Monday, August 27, 2007

A collapsing real estate market, how can you survive?

The Escrow Recovery Program can help during a collapsing real estate market

In today’s collapsing real estate market property sellers need all the help they can get in order to retain as much of their hard earned equity (profit) as they can. Unfortunately, this declining market is expected to worsen over the next 12 months while the market attempts to stabilize.

However, it is interesting to note that real estate IS selling in almost every market, but those properties that are selling are those that are “priced right” for the market they are in. In a “down market” such as the one we are in, having your property priced to sell (priced right) will make the difference between selling and not selling.

OK, now that we have stated the obvious, lets discuss what can be done to overcome these problems and effectuate a profitable sale. Some people have resorted to the use of what is called a 1031 exchange. This is a suitable alternative should you not need to receive any funds from the sale of your property and you don’t have a problem with the process requiring you to purchase another “like-kind” property through a disinterested third party who you MUST use to handle your transaction within a very narrow time frame. However, this tax deferral program will catch up to every participant when they stop trading one property for another and want some cash from the sale of their property. At that time, ALL the taxes that would have been paid on each sale (transfer) are combined into one giant tax bill that in many cases becomes far more onerous than if you had paid the taxes on each sale (transfer).

There is another little known and much misunderstood alternative that most CPAs and other professionals have overlooked for years. That is an Internal Revenue Code Section 351 transfer. Like a 1031 exchange, it is a tax deferral process but one that can and will eliminate much of the cumbersome aspects inherent in 1031 exchanges.

In the 351 process you need not purchase a “like-kind” property, don’t need third parties to officiate the transaction, can defer (and possible eliminate) all taxability related to the sale of the property and the 351 exchange WILL allow program participants to receive cash from the sale without penalty.

How a 351 exchange works:The 351 exchange is a process whereby a property owner creates a specially crafted C-Corporation and exchanges the “basis” they currently have in their property for the stock of the corporation. When exchanged, the stock becomes “valued” at the “basis” that the property was valued at. Then, when the corporation sells the property, the Internal Revenue Code considers the income as the “ordinary income” of the corporation and not as a capital gain to the corporation. Thus, eliminating federal capital gains taxes all Additionally, by incorporating the corporation in a tax-free jurisdiction such as Nevada, you WILL eliminate state taxes as well together.

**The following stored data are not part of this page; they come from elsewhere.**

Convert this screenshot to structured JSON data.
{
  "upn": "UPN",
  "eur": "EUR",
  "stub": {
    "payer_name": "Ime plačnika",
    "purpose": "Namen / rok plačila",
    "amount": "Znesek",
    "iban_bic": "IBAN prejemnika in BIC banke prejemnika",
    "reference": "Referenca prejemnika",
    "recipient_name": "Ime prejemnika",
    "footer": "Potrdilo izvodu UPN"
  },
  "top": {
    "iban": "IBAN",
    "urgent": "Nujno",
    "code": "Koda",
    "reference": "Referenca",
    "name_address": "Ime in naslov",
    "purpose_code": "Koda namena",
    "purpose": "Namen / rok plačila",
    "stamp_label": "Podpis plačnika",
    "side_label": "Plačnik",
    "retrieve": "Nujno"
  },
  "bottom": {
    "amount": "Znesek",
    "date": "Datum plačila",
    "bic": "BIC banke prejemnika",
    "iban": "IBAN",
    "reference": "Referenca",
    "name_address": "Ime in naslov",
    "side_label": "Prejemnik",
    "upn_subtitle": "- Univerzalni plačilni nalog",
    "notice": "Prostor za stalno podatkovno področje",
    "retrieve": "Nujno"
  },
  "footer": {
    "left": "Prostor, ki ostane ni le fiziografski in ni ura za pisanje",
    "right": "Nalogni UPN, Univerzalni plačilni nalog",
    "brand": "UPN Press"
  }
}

OK, so what’s the big deal about ordinary income? Ordinary income is the income generated in the ordinary course of the business of a company. For example, a new car dealership purchases cars to sell. These cars are considered inventory in the Internal Revenue Code. When a car is sold, the income derived in commingled with the income derived from servicing the cars and the parts the dealership sells for the cars. This income is never considered capital gains. This is a very important concept to understand. People think that real estate is always a capital asset. That is not true. Should your corporation be in the real estate business you are selling “inventory” and not a capital assets. Hence, capital gains are eliminated.

Now, if this income is ordinary to the business then it stands to reason that that same business can “write-off” its ordinary business expenses that relate to the acquisition of that income as well as the costs associated with making those sales.

In the real estate business what could those deductible expenses be? Travel to view properties that you might want as inventory or as rental property. Vehicles, office space (could be in your home) computers, telephones, health insurance, life insurance, retirement plans, the purchase of more “inventory”, consulting fees, club dues, entertainment and a host of additional items.

Better still, all these expenses are paid with pre-tax dollars not after tax dollars, as they are when you sell property or conduct the business of real estate through any other process.

Here is a truism the reader should understand:

Individuals receive income, pay taxes and then buy things with the “after tax” money. Conversely, “C”-Corporations receive income, buy things with “pre-tax” dollars and then pay taxes on any money left over.

So, the bottom line is this. In a “down market” the property seller must become very competitive in their pricing if they want to sell their property. If you as the seller continue to try to sell using those outmoded methods (selling a property titled in your name or undertaking a 1031 exchange) you will face the maximum in taxability and thereby needlessly loose far to much of your hard earned equity (profits). Should you undertake our 351-exchange program you will receive 15% to 45% more net income at the closing of the escrow from the sale of you property. This extra cash can afford you the ability to reduce your sale price making your property more appealing while at the same time not affecting your net income at the close of the escrow.